Rimangono indubbiamente sfide da affrontare. Un esempio è l'estensione dell'obiezione di coscienza (solo quella al servizio militare obbligatorio è riconosciuta dagli impegni dell'Osce) a tutte le tematiche eticamente sensibili:  aborto, matrimonio tra persone dello stesso sesso, adozione di minori da parte di coppie omosessuali, ricerca su embrioni umani. In Europa, come nel Nord America, sono infatti ricorrenti i casi in cui medici, farmacisti, infermieri che rifiutano pratiche abortive sono licenziati, ufficiali dello stato civile sono costretti a celebrare matrimoni tra persone dello stesso sesso o a dimettersi, magistrati che hanno espresso l'opinione che l'adozione dei minori non vada consentita alle coppie omosessuali sono allontanati dalla magistratura o destinati ad altre funzioni.
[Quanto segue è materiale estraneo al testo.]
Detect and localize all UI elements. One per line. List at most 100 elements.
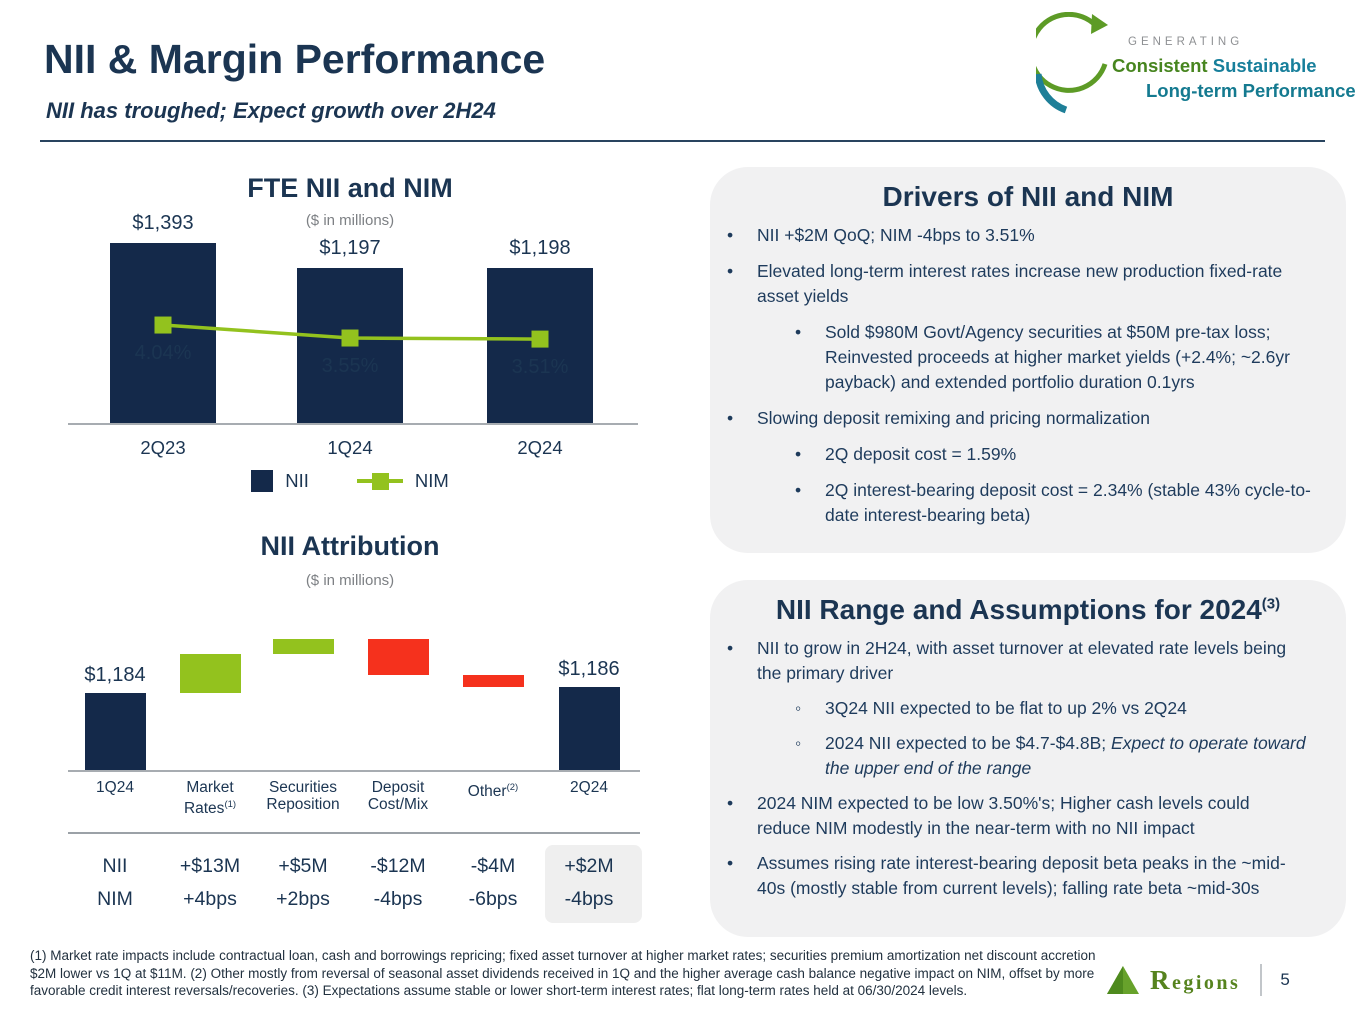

Rimane altresì sullo sfondo, per ora silenziosa in sede Osce ma vivace in circuiti culturali di società secolarizzate, la convinzione che le religioni, anziché elemento di progresso e di benessere, siano un fatto negativo da combattere. Nonostante il Novecento abbia visto il ritorno della religione nelle nostre società, non si è spenta l'eco degli anni più torbidi della Rivoluzione francese nei quali, al grido di écrasons l'infâme, episodi di inaudita violenza colpivano tutto ciò che, essendo trascendente, fuoriusciva dalla raison raisonnante e le grandi parole liberté, égalité, fraternité erano per la prima volta staccate dalla loro radice cristiana.
La riedizione in termini moderni di un siffatto ateismo antireligioso, con la eventuale pretesa per giunta che esso rientri nella tutela Osce, sancendo un diritto alla rimozione della religione, significherebbe fare un passo indietro:  tornare alle scelte politiche di quei Paesi dell'Est che garantivano libertà solo alla propaganda antireligiosa. Precipiteremmo insomma in una situazione di illibertà che proprio l'Osce ha contribuito a superare con i suoi successi nella salvaguardia e implementazione della libertà religiosa.
È confortante che nessuno nel meeting di Vienna abbia posto in dubbio il ruolo delle religioni nella costruzione della "città dell'uomo". Ma, proprio perciò,  è  bene  non  abbassare  la guardia.